In 1945, German parts of Poland simply vanished, not just the people, and much of what they had built over the ages, but their histories. Memories were erased, new histories invented. Königsberg, the capital of Prussia, became Kaliningrad, part of the Soviet Union. After the collapse of the Soviet Union, in 1991, Kaliningrad became an orphan of history, a concrete mess with almost nothing left to remind people what came before
.

—I.B
.

1.

IN DAYTIME, THE
main avenues of Kaliningrad—wide enough to allow ten tanks abreast to pass a reviewing stand—are half deserted. Traffic is sparse. Before the Russians took it over in 1945, this ice-free Baltic seaport was the ancient German city of Königsberg, the historic capital of East Prussia and one of the more attractive towns of the German empire. Recently there has even been talk of Germany taking the city back. But now the barren monotony and inhuman scale of Communist urban planning make Kaliningrad—the phantom of a city without any visible center—possibly one of the ugliest places in the world. Four hundred thousand inhabitants—70 percent transient sailors, fishermen, and members of the Russian armed forces and their dependents—live here in monotonous apartment blocks, crumbling mountain ranges of tar and cement and peeling plaster, gray on gray.

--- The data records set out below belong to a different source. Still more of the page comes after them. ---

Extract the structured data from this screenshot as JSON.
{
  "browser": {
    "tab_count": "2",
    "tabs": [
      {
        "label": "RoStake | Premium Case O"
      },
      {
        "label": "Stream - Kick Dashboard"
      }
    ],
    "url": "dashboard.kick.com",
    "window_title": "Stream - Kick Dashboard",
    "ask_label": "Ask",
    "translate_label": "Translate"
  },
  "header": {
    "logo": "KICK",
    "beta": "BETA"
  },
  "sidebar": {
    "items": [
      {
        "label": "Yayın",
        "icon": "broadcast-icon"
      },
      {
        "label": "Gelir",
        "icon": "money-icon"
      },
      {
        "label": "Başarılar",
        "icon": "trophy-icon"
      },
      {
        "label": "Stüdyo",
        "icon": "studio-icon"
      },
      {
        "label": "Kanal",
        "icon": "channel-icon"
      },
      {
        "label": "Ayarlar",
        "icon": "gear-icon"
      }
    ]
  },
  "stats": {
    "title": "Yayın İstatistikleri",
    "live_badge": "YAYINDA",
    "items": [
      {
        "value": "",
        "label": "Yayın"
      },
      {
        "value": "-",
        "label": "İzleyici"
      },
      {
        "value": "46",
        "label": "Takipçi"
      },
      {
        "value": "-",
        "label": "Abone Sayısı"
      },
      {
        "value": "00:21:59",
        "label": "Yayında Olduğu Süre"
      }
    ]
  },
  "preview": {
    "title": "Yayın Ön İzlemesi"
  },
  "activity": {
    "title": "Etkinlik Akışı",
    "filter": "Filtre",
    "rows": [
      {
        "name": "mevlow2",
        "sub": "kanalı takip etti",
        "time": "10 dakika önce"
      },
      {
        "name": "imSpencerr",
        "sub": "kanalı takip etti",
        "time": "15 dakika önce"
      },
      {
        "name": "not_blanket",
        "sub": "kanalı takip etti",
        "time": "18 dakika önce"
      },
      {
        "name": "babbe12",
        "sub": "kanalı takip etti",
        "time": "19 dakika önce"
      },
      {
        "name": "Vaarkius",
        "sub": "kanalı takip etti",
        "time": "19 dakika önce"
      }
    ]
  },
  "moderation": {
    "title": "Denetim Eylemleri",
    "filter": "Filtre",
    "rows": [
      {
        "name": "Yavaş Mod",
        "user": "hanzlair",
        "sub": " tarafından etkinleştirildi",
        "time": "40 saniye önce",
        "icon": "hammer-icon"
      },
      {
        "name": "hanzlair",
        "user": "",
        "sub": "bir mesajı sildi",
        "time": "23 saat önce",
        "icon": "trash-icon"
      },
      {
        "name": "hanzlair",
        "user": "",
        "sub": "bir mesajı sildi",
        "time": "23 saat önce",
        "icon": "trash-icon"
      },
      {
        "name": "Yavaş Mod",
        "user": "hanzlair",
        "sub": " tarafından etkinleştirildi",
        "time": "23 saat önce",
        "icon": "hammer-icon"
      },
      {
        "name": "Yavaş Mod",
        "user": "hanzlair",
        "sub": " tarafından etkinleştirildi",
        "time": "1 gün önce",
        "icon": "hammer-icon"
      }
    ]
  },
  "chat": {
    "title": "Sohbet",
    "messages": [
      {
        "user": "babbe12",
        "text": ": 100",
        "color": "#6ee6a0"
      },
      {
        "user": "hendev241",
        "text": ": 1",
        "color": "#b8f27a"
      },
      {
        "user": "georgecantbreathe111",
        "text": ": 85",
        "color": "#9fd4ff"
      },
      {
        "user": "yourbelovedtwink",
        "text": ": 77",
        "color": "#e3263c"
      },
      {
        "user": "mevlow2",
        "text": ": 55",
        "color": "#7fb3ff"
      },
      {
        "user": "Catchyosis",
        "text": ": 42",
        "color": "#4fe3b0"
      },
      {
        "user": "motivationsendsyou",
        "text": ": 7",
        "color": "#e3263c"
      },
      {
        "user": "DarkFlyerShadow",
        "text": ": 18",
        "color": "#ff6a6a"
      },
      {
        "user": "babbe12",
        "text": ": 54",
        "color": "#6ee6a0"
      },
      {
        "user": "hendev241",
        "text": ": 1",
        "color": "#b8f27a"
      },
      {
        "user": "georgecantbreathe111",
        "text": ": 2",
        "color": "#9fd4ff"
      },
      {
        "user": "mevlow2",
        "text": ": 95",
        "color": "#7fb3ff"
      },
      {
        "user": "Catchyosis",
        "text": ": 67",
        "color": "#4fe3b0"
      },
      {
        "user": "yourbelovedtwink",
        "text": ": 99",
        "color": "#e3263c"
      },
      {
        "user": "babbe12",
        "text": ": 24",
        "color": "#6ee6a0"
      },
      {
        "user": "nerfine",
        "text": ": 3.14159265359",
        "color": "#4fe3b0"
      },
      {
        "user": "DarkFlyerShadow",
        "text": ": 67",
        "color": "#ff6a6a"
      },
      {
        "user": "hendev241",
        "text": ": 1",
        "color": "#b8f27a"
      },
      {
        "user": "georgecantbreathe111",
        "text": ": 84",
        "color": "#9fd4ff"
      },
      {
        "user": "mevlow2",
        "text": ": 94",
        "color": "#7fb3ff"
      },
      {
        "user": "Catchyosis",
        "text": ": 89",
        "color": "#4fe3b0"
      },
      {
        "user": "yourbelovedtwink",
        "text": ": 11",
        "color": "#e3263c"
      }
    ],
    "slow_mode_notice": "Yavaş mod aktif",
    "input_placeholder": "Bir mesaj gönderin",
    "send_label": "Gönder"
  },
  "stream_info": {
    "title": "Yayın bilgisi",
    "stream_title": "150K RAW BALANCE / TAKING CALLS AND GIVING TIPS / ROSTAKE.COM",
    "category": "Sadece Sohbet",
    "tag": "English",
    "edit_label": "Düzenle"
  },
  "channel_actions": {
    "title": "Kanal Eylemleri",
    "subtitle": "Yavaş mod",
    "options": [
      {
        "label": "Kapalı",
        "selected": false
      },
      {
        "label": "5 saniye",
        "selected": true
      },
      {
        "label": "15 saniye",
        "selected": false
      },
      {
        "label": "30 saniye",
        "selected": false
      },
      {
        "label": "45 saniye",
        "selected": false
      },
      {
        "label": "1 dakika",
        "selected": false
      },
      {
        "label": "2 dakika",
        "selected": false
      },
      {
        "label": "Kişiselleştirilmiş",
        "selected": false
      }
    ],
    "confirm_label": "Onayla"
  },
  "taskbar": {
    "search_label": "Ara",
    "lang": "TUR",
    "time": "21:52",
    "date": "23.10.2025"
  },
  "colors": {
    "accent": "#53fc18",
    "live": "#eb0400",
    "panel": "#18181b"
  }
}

The public squares, as in most cities built by the Soviets after the war, are vast, each large enough to accommodate almost the entire population. Loudspeakers left over from the old Communist public-address system still dangle from their poles. There are no mass rallies nowadays and the loud-speakers are rarely if ever used. But the statue of M.I. Kalinin, a former president of the Soviet Union (he is said to have sent his own wife to the Gulag), is still standing in a vast square outside the railroad station. The city was named for him in 1945 after its capture by the Red Army in fierce street fighting with the Wehrmacht and its annexation by the Soviet Union. A giant statue of Lenin is also still standing on Ploshchad Pobedy (Victory Square)—the former Adolf-Hitler-Platz.